9 - (Robert) HAY DIAS EN LOS QUE ES MEJOR NO SALIR DE LA CAMA

                El sábado, el gran J.W. tomaba un vuelo hasta Londres para no sé qué parida suya. Quedé con los colegas y nos fuimos a los billares. La semana había sido agotadora y ya era hora de relajarme un rato en buena compañía. Aunque esa mañana no me había despertado muy bien, apenas había desayunado, y el almuerzo fue un mero trámite para no hacer enfadar a Rosita.
                - ¿Vas a tomar algo?
                - No, otro día tal vez, creo que me ronda un virus o algo de ese tipo, lo que menos deseo es que termine mal la noche.
                - Vale tío, pero una birra no te hará daño.
                Paul me tendió un botellín, tenía la garganta reseca y me apetecía algo frió, también podría adormecer un poco los recuerdos. Cayó también el segundo y tercero. Mi tolerancia eran tres, a partir del tercero… no recordaba qué había.

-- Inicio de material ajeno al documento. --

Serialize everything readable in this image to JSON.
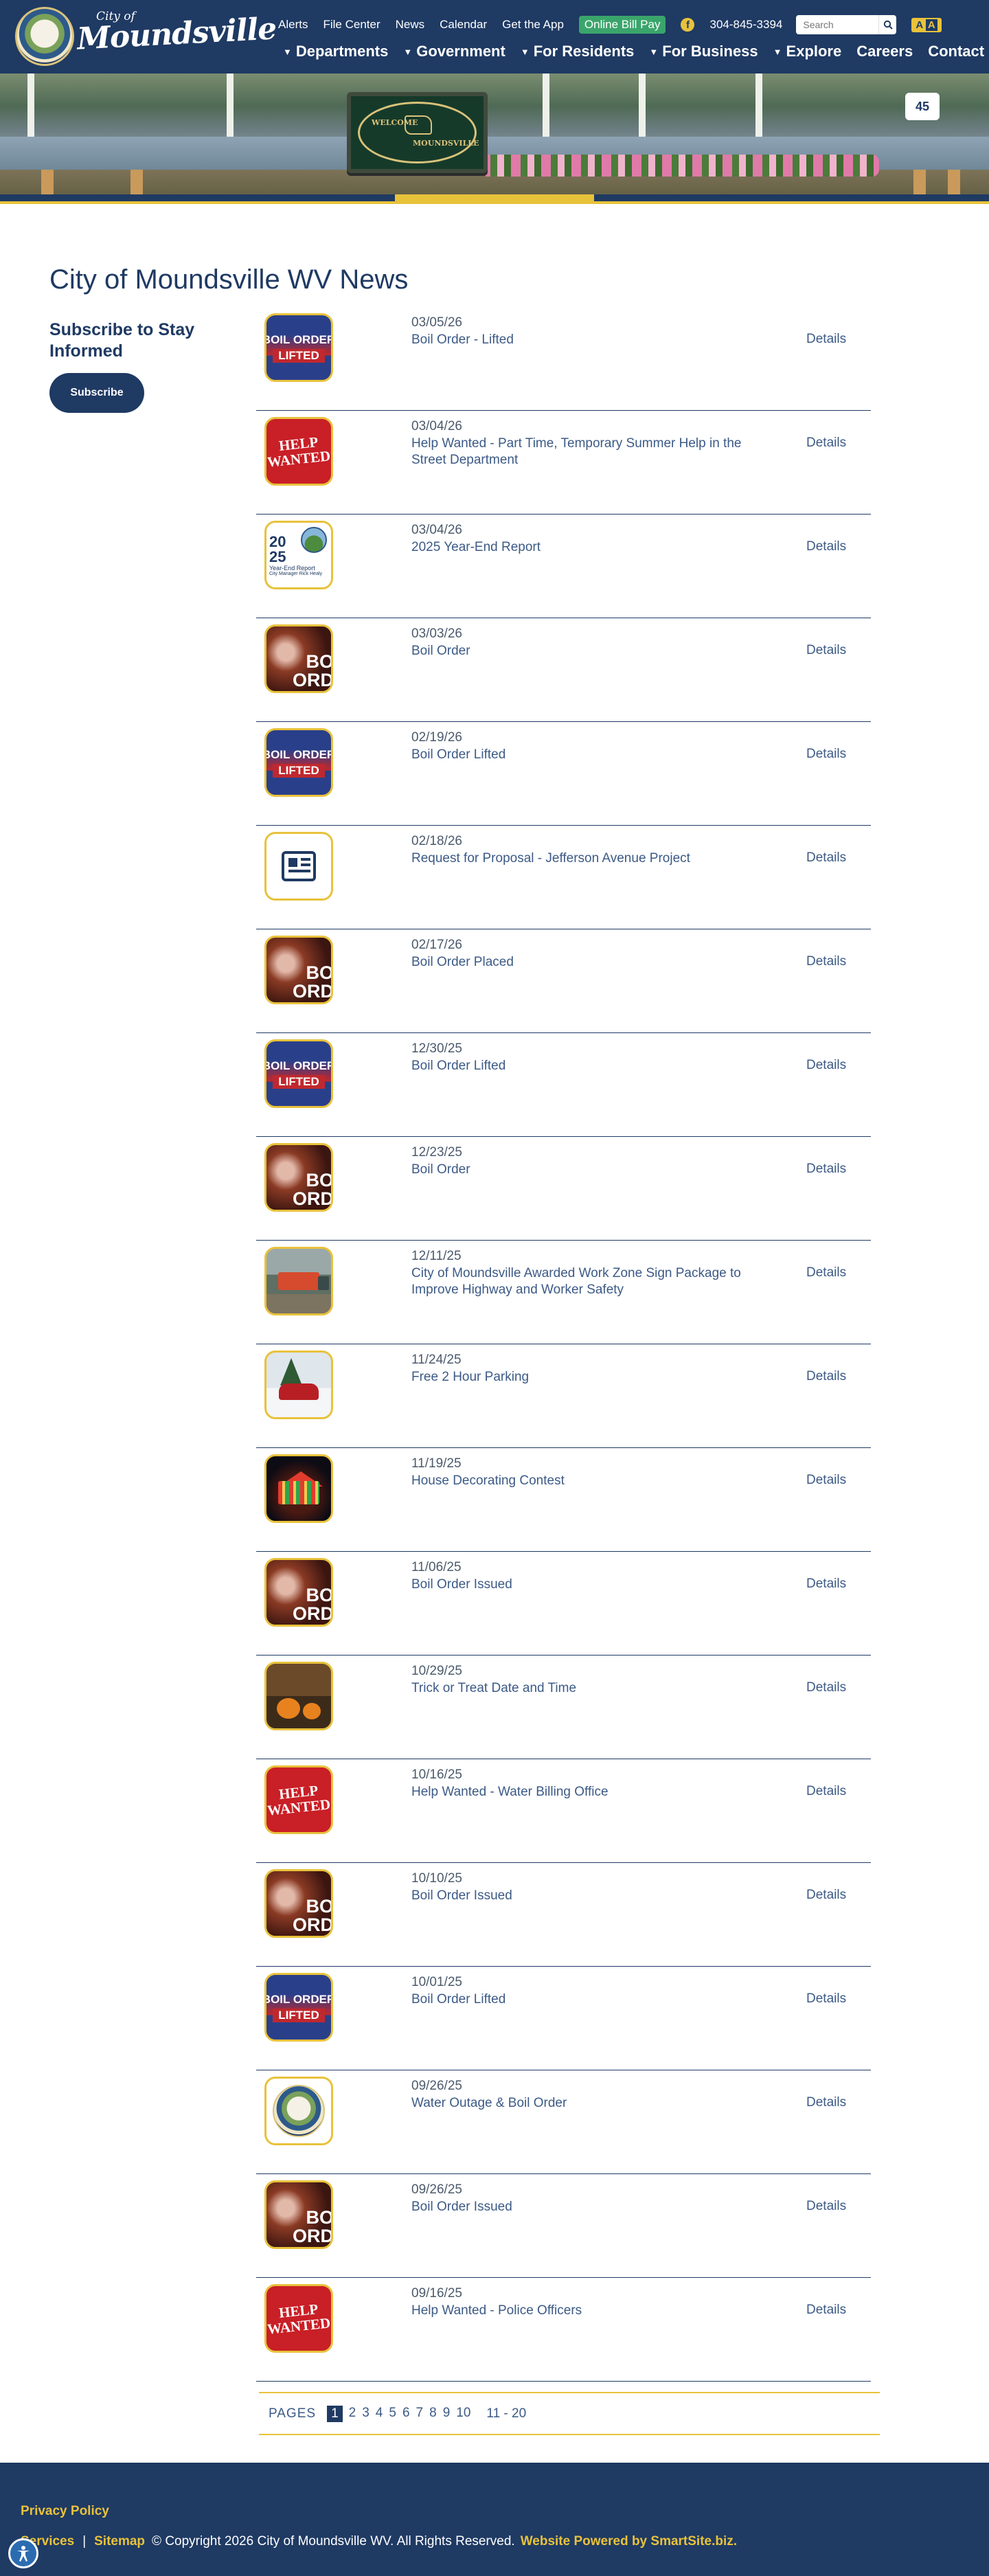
{
  "header": {
    "logo_small": "City of",
    "logo_text": "Moundsville",
    "utility_links": [
      "Alerts",
      "File Center",
      "News",
      "Calendar",
      "Get the App"
    ],
    "bill_pay": "Online Bill Pay",
    "facebook_icon": "facebook-icon",
    "phone": "304-845-3394",
    "search_placeholder": "Search",
    "a11y_text": "A",
    "nav": [
      "Departments",
      "Government",
      "For Residents",
      "For Business",
      "Explore",
      "Careers",
      "Contact"
    ]
  },
  "banner": {
    "sign_line1": "WELCOME",
    "sign_line2": "MOUNDSVILLE",
    "route_number": "45"
  },
  "page_title": "City of Moundsville WV News",
  "sidebar": {
    "heading": "Subscribe to Stay Informed",
    "button": "Subscribe"
  },
  "news": [
    {
      "date": "03/05/26",
      "title": "Boil Order - Lifted",
      "details": "Details"
    },
    {
      "date": "03/04/26",
      "title": "Help Wanted - Part Time, Temporary Summer Help in the Street Department",
      "details": "Details"
    },
    {
      "date": "03/04/26",
      "title": "2025 Year-End Report",
      "details": "Details"
    },
    {
      "date": "03/03/26",
      "title": "Boil Order",
      "details": "Details"
    },
    {
      "date": "02/19/26",
      "title": "Boil Order Lifted",
      "details": "Details"
    },
    {
      "date": "02/18/26",
      "title": "Request for Proposal - Jefferson Avenue Project",
      "details": "Details"
    },
    {
      "date": "02/17/26",
      "title": "Boil Order Placed",
      "details": "Details"
    },
    {
      "date": "12/30/25",
      "title": "Boil Order Lifted",
      "details": "Details"
    },
    {
      "date": "12/23/25",
      "title": "Boil Order",
      "details": "Details"
    },
    {
      "date": "12/11/25",
      "title": "City of Moundsville Awarded Work Zone Sign Package to Improve Highway and Worker Safety",
      "details": "Details"
    },
    {
      "date": "11/24/25",
      "title": "Free 2 Hour Parking",
      "details": "Details"
    },
    {
      "date": "11/19/25",
      "title": "House Decorating Contest",
      "details": "Details"
    },
    {
      "date": "11/06/25",
      "title": "Boil Order Issued",
      "details": "Details"
    },
    {
      "date": "10/29/25",
      "title": "Trick or Treat Date and Time",
      "details": "Details"
    },
    {
      "date": "10/16/25",
      "title": "Help Wanted - Water Billing Office",
      "details": "Details"
    },
    {
      "date": "10/10/25",
      "title": "Boil Order Issued",
      "details": "Details"
    },
    {
      "date": "10/01/25",
      "title": "Boil Order Lifted",
      "details": "Details"
    },
    {
      "date": "09/26/25",
      "title": "Water Outage & Boil Order",
      "details": "Details"
    },
    {
      "date": "09/26/25",
      "title": "Boil Order Issued",
      "details": "Details"
    },
    {
      "date": "09/16/25",
      "title": "Help Wanted - Police Officers",
      "details": "Details"
    }
  ],
  "thumb_text": {
    "lifted_1": "BOIL ORDER",
    "lifted_2": "LIFTED",
    "help_1": "HELP",
    "help_2": "WANTED",
    "boil_1": "BO",
    "boil_2": "ORD",
    "report_1": "20",
    "report_2": "25",
    "report_3": "Year-End Report",
    "report_4": "City Manager Rick Healy"
  },
  "pagination": {
    "label": "PAGES",
    "pages": [
      "1",
      "2",
      "3",
      "4",
      "5",
      "6",
      "7",
      "8",
      "9",
      "10"
    ],
    "current": "1",
    "next_range": "11 - 20"
  },
  "footer": {
    "privacy": "Privacy Policy",
    "services": "Services",
    "sep": "|",
    "sitemap": "Sitemap",
    "copyright": "© Copyright 2026 City of Moundsville WV.  All Rights Reserved.",
    "powered": "Website Powered by SmartSite.biz."
  },
  "colors": {
    "navy": "#1f3a63",
    "gold": "#e8c23b",
    "bill_pay_green": "#3aa56b",
    "link_blue": "#3c5a86"
  }
}
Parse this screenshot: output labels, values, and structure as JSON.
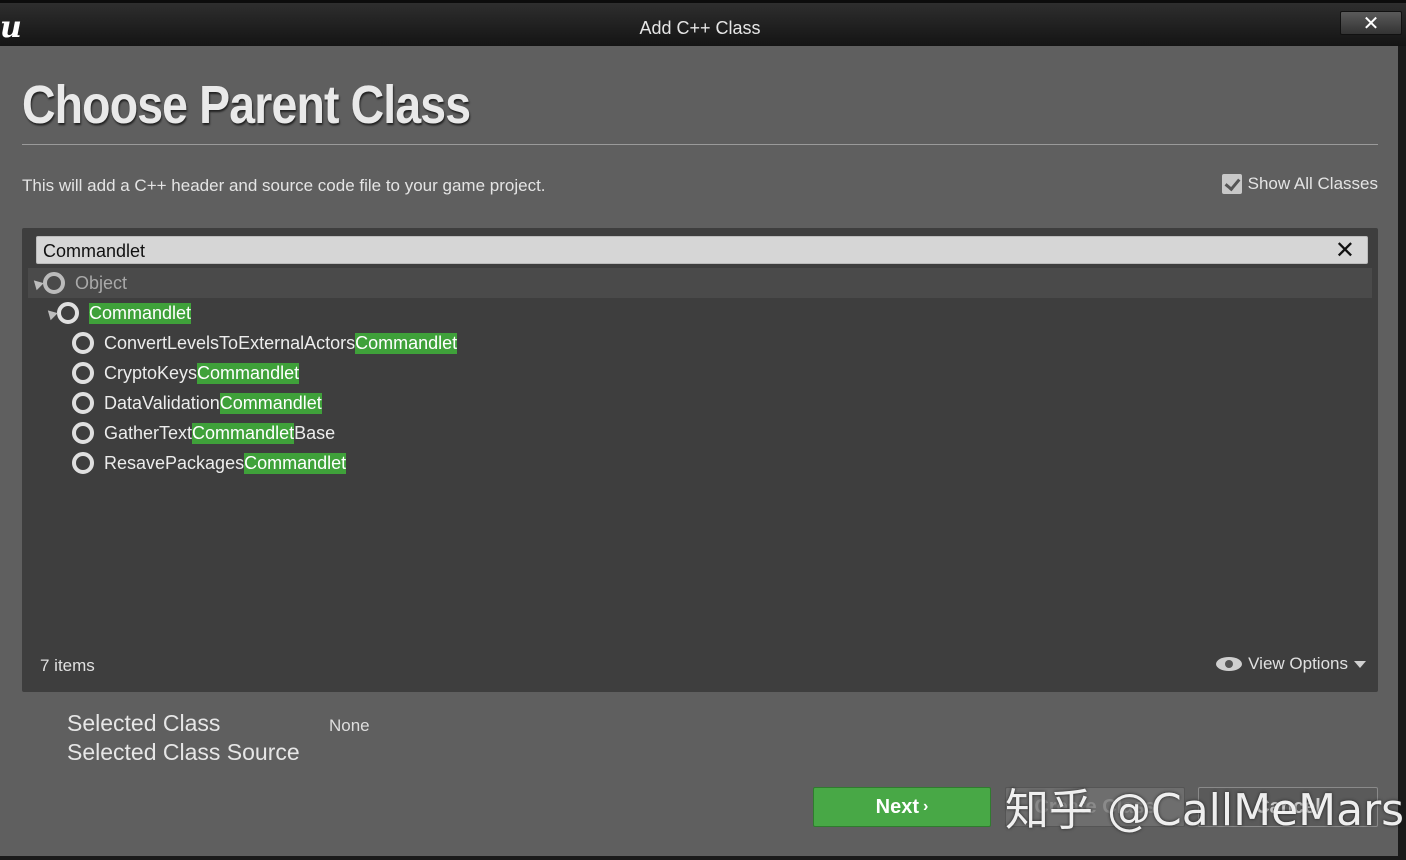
{
  "window": {
    "title": "Add C++ Class",
    "logo": "u",
    "close_label": "✕"
  },
  "header": {
    "title": "Choose Parent Class",
    "description": "This will add a C++ header and source code file to your game project.",
    "show_all_classes": {
      "label": "Show All Classes",
      "checked": true
    }
  },
  "search": {
    "value": "Commandlet",
    "clear_icon": "close-icon"
  },
  "tree": {
    "root": {
      "label": "Object",
      "expanded": true
    },
    "parent": {
      "label": "Commandlet",
      "expanded": true,
      "highlighted": true
    },
    "children": [
      {
        "prefix": "ConvertLevelsToExternalActors",
        "match": "Commandlet",
        "suffix": ""
      },
      {
        "prefix": "CryptoKeys",
        "match": "Commandlet",
        "suffix": ""
      },
      {
        "prefix": "DataValidation",
        "match": "Commandlet",
        "suffix": ""
      },
      {
        "prefix": "GatherText",
        "match": "Commandlet",
        "suffix": "Base"
      },
      {
        "prefix": "ResavePackages",
        "match": "Commandlet",
        "suffix": ""
      }
    ]
  },
  "footer": {
    "item_count": "7 items",
    "view_options": "View Options"
  },
  "selection": {
    "class_label": "Selected Class",
    "class_value": "None",
    "source_label": "Selected Class Source"
  },
  "buttons": {
    "next": "Next",
    "create": "Create Class",
    "cancel": "Cancel"
  },
  "watermark": "知乎 @CallMeMars",
  "colors": {
    "highlight": "#3fa13a",
    "next_button": "#48a846",
    "dialog_bg": "#5f5f5f",
    "panel_bg": "#3e3e3e"
  }
}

                - Tío, vamos al sitio ese, Riverside. Van unas nenas que no veas.
                - Mm, yo creo que voy a pasar, me largo a mi casa – me sentía enfermo, no ya por el alcohol, sino también por el estómago, que lo tenía revuelto. Sin embargo me dejé llevar como en un sueño hasta que estaba dentro del club Riverside.
                La música, las luces, la gente… no había bebido lo bastante para estar así, pero no aguantaría en pié mucho más tiempo. Volví sobre mis pasos y me tambaleé con tan mala suerte de echarle media coca cola a uno de los gorilas de la puerta. Me sujetó por los brazos y me zarandeó como a un muñeco de trapo. Yo solo quería que parase.
                - Suéltame, cabrón – le dije entre una arcada y otra.
                - No te quiero ver más por aquí ¿entendido? – me volvió a sacudir y me empujó hacia atrás. El suelo desapareció bajo mis pies y apareció de repente bajo mi cabeza, de pronto todo fue negrura. Escuché mi nombre, una vez, dos… Abrí los ojos, pero no noté demasiada diferencia con tenerlos cerrados, todo estaba desdibujado.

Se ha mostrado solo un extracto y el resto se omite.